Дедушка по возвращении поступил в Семеновский полк,19 и вскоре императрица сосватала ему невесту, и пребогатую, дочь Татищева, Евпраксию Васильевну. Императрица наградила ее: благословила иконой, пожаловала бриллиантовый цветок с красным яхонтом, жемчужную нить и глазетовое платье со своего плеча.

Бабушка была недолго замужем и имела только двоих детей: батюшку,-- он родился 27 ноября 1731 года, и тетушку, княгиню Марью Михайловну (жену князя Михаила Петровича Волконского). Она родилась 9 января 1736 года, скончалась 6 августа 1786 года, я потом буду говорить о ней подробнее.

IV

В 1733 году бабушка купила в семнадцати верстах от Калуги село Боброво и там постоянно живала большую часть года, а в Москве имела свой дом близ Остоженки, в приходе Илии Обыденного, и мы жили еще в этом доме, когда я шла замуж в 1793 году, и там венчалась. Не могу сказать наверное, чей это был дом: Корсаковых или Татищевых, или куплен был бабушкой. Вероятно, поблизости этого дома от Зачатиевского монастыря и схоронили дедушку Михаила Андреевича в этом монастыре под церковью Милостивого Спаса, что над святыми вратами, а церковь строили прежде еще Корсаковы, и кроме дедушки там погребены многие из них и из Шаховских, так как дедушкина мать была Шаховская.

Батюшка был лет четырнадцати, когда бабушка отвезла его в Петербург, записала каптенармусом в лейб-гвардии Семеновский полк и там оставила, а сама возвратилась в Боброво.

Почтовых сообщений в то время, должно быть, не было, и бабушка посылывала иногда письма на своей лошади, а так как батюшка жил своим хозяйством, то, чтобы подводу не отправлять пустую, бабушка и велит зимой накласть на воз всякой провизии: живности, молочного скопу, муки и всякой всячины, и пошлет из Калуги в Петербург. И едет подвода недели две.

Когда батюшку произвели в офицеры и стал он ходить ко дворцу на караул, то сделался лично известен императрице Елизавете Петровне.

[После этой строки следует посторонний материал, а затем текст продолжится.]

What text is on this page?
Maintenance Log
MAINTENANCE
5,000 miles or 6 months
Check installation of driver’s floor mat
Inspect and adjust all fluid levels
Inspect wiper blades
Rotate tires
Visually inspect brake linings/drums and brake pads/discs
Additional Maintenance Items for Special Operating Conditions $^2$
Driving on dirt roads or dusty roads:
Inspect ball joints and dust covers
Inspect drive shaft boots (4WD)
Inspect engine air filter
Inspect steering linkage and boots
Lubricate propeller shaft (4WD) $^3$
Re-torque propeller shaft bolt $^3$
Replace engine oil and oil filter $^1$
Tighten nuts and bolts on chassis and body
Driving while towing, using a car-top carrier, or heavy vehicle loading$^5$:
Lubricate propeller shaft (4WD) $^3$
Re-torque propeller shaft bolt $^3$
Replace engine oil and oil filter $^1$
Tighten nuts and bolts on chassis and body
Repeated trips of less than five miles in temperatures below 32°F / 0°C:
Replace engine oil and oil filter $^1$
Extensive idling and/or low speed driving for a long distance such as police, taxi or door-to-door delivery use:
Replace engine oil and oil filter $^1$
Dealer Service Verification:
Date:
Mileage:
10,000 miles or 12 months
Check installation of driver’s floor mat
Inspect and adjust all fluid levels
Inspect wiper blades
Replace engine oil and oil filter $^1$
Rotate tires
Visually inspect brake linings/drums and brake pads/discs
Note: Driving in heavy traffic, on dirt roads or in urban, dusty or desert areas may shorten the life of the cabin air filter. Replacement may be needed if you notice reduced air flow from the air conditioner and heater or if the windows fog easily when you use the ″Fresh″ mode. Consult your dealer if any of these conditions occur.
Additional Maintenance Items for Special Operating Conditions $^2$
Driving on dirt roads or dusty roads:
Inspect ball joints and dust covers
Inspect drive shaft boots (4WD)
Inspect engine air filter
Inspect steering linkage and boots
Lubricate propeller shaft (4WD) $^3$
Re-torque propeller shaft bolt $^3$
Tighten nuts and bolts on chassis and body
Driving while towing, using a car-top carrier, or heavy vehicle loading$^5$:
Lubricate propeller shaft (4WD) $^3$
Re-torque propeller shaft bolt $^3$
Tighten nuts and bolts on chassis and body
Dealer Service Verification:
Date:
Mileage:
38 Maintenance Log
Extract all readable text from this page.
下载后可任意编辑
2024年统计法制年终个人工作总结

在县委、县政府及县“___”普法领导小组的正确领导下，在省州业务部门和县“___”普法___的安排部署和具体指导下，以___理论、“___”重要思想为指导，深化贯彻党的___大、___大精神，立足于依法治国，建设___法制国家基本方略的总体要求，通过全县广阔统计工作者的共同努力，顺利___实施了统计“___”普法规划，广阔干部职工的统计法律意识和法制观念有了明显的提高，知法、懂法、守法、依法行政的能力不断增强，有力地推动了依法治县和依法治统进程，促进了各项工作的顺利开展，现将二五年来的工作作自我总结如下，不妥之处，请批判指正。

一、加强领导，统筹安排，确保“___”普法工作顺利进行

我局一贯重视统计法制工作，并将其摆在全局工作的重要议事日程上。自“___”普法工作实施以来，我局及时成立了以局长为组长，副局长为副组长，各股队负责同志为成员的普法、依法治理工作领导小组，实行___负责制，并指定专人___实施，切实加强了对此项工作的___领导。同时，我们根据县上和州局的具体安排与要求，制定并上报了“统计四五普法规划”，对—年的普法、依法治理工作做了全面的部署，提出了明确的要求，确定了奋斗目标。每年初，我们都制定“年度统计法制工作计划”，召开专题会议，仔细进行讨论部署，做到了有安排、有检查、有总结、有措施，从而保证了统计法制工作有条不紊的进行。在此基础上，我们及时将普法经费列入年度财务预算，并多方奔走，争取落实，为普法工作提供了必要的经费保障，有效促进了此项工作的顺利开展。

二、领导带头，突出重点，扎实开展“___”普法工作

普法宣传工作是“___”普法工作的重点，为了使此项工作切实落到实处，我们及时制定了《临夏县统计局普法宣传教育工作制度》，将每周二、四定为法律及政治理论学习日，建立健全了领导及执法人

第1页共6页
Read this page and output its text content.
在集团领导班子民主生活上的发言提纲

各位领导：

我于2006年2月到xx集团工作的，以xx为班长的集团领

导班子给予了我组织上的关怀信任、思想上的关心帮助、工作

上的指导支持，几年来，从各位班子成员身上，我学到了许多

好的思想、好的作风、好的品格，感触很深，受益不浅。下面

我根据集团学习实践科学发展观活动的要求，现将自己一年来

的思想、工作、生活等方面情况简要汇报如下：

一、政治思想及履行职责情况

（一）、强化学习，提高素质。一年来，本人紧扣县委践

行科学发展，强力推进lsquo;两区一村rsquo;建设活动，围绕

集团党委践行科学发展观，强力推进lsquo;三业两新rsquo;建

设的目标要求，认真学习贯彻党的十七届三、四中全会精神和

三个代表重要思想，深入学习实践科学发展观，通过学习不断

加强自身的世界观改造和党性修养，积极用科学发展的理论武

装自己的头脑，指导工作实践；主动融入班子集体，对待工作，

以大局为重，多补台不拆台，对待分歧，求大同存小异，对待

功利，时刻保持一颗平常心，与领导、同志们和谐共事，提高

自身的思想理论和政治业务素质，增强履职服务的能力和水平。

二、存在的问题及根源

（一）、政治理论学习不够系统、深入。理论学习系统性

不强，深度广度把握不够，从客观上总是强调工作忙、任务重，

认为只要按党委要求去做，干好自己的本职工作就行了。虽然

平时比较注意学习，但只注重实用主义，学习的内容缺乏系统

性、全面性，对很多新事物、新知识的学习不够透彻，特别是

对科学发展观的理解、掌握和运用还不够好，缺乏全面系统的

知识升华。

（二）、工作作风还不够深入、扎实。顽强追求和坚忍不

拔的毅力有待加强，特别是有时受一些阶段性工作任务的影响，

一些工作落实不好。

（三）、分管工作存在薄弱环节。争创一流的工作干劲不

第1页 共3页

Она к нему очень благоволила, и нередко случалось, что отворит форточку и спрашивает, кто из офицеров на карауле, и когда узнает, что Корсаков, пошлет за ним, и редко-редко чтобы не велено угостить его чаркой водки. Многие даже на это внимание к батюшке смотрели не без зависти, а другие не без опасения, и ежели бы по своей оплошности батюшка сам себе не повредил живостью своего характера и излишнею откровенностью в слове, то был бы, может быть, великою особой.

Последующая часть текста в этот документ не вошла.